Studio album by Chrisye
- Released: July 1993
- Recorded: 1992–1993
- Genre: Pop
- Length: 46:15
- Label: Musica Studios
- Producer: Younky Suwarno

Chrisye chronology
| Cintamu Telah Berlalu (1992) | Sendiri Lagi (1993) | AkustiChrisye (1996) |

= Sendiri Lagi =

Sendiri Lagi (Alone Again) is the fifteenth studio album by Indonesian singer, Chrisye, released in July 1993 by Musica Studios. Produced by Younky Suwarno, who serves as the arranger, the album was well received.

==Recording==
Sendiri Lagi was Chrisye's fifteenth album and serves as the follow-up to his 1984 album, Sendiri. Chrisye and producer Younky Suwarno began recorded Sendiri Lagi in early 1993. Both required four months of planning and another four months of recording to get the best result.

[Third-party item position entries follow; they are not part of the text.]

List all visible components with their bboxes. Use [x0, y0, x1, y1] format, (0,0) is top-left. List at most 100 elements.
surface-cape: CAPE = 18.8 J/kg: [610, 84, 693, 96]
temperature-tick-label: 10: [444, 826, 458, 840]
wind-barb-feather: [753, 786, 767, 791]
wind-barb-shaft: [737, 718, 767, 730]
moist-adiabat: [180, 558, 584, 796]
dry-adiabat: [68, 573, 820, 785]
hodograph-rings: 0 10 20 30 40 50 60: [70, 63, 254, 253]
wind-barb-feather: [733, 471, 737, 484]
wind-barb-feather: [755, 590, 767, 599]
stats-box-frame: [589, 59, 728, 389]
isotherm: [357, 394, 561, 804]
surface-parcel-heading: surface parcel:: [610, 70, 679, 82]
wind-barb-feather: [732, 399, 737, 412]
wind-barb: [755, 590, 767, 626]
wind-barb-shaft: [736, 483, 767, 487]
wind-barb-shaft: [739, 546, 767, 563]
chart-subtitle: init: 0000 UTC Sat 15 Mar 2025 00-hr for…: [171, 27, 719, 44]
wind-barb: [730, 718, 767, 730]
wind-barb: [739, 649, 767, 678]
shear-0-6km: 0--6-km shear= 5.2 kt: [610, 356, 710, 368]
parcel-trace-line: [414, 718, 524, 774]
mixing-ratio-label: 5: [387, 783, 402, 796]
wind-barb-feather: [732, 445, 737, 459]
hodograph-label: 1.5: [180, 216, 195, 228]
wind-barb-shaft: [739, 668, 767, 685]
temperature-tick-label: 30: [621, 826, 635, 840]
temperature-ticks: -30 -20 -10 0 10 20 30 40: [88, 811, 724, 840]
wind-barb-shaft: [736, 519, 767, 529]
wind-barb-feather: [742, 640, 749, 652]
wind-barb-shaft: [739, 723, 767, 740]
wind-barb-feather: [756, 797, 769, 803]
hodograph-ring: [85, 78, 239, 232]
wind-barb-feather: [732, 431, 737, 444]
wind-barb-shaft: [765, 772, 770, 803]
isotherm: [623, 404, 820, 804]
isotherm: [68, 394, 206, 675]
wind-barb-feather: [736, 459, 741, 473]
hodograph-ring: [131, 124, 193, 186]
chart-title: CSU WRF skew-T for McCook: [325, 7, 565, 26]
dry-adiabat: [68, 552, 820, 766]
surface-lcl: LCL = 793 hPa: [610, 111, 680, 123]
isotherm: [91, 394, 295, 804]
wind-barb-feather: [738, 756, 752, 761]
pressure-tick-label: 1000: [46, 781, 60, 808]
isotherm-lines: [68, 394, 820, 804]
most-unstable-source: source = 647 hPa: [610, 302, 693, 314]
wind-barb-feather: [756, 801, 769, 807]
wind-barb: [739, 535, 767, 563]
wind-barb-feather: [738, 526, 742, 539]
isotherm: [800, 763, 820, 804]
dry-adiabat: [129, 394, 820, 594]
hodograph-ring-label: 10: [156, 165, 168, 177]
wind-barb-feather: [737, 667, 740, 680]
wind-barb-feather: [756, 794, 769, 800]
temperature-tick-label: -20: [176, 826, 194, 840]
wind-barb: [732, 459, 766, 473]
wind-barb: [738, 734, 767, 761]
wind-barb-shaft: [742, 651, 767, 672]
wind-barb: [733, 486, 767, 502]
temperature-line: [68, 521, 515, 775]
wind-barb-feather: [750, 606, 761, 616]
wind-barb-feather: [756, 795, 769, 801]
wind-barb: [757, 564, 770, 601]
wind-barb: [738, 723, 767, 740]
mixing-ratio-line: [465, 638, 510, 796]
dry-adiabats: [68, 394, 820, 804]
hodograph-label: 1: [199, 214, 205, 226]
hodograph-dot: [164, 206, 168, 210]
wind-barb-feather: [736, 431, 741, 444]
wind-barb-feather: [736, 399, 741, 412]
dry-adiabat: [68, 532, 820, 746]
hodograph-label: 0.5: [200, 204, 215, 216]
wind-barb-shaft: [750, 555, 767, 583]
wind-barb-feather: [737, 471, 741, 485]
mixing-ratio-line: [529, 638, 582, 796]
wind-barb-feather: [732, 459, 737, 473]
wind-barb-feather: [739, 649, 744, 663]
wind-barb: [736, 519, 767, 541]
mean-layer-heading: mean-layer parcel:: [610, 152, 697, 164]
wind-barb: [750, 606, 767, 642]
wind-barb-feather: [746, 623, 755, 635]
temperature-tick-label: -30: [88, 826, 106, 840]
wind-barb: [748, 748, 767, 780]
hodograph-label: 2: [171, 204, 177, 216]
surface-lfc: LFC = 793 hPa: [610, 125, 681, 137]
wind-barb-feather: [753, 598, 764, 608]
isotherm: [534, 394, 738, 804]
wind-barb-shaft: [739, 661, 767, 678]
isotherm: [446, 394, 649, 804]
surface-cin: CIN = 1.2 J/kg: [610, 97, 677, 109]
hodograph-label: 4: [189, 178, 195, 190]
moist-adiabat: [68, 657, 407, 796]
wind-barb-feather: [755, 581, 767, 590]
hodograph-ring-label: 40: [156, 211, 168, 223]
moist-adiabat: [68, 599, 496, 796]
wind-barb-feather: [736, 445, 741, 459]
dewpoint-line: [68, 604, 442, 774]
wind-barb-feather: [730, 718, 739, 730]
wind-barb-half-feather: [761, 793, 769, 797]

"Lirih" was originally intended to be part of the album, but didn't make the final cut. Aryono Huboyo Djati, the song's composer, said the song was not included in Sendiri Lagi as "it didn't meet standards, unless it needed minor revisions". (Note: Original: "..."karena tidak memenuhi standar, melainkan harus melalui sedikit revisi".) Aryono revealed due to the deadline, the song was ultimately dropped from the album. "Lirih" was released posthumously in August 2008, one year after Chrisye's death.

==Track listing==

| No. | Title | Writer(s) | Length |
|---|---|---|---|
| 1. | "Sendiri Lagi" ("Alone Again") | Ryan Kyoto | 4:39 |
| 2. | "Oh Cintaku" ("Oh My Love") | Tito Sumarsono | 4:12 |
| 3. | "Masa Kecil" ("Childhood") | Chrisye, Rina R.D. | 4:33 |
| 4. | "Memori Kita" ("Our Memories") | Dadang S. Manaf | 4:17 |
| 5. | "Januari Yang Indah" ("The Beautiful January") | Chrisye, Deddy Dhukun | 5:00 |
| 6. | "Pergilah Kekasih" ("Go Away Lover") | Yudis, Ntl | 4:14 |
| 7. | "Seperti Dulu" ("Like Before") | Mira Lesmana | 5:46 |
| 8. | "Cinta Kita" ("Our Love") | Chrisye, Rina R.D. | 4:25 |
| 9. | "Semua Sudah Lain" ("Everything's Different") | Billy B., Acha Haiz | 4:19 |
| 10. | "Haruskah" ("Should It Be") | Dian Pramana Poetra, Dani Mamesah | 4:55 |
| Total length: |  |  | 46:15 |

==Release and reception==
The album was released in July 1993 and was well received, with the title song was released as the only single. Its music video, directed by Jay Subyakto, was also premiered on MTV Southeast Asia. Although Sendiri Lagi did fairly well, in the beginning of the 1990s Chrisye began to feel pressure from the increasingly visual-oriented music industry and growing amount of young talent. He again began considering leaving the music industry, feeling as if he had already "reached the finish line".

Sendiri Lagi has been reissued twice, once as a CD in 2004 and once as part of the Chrisye Masterpiece Trilogy Limited Edition in 2007.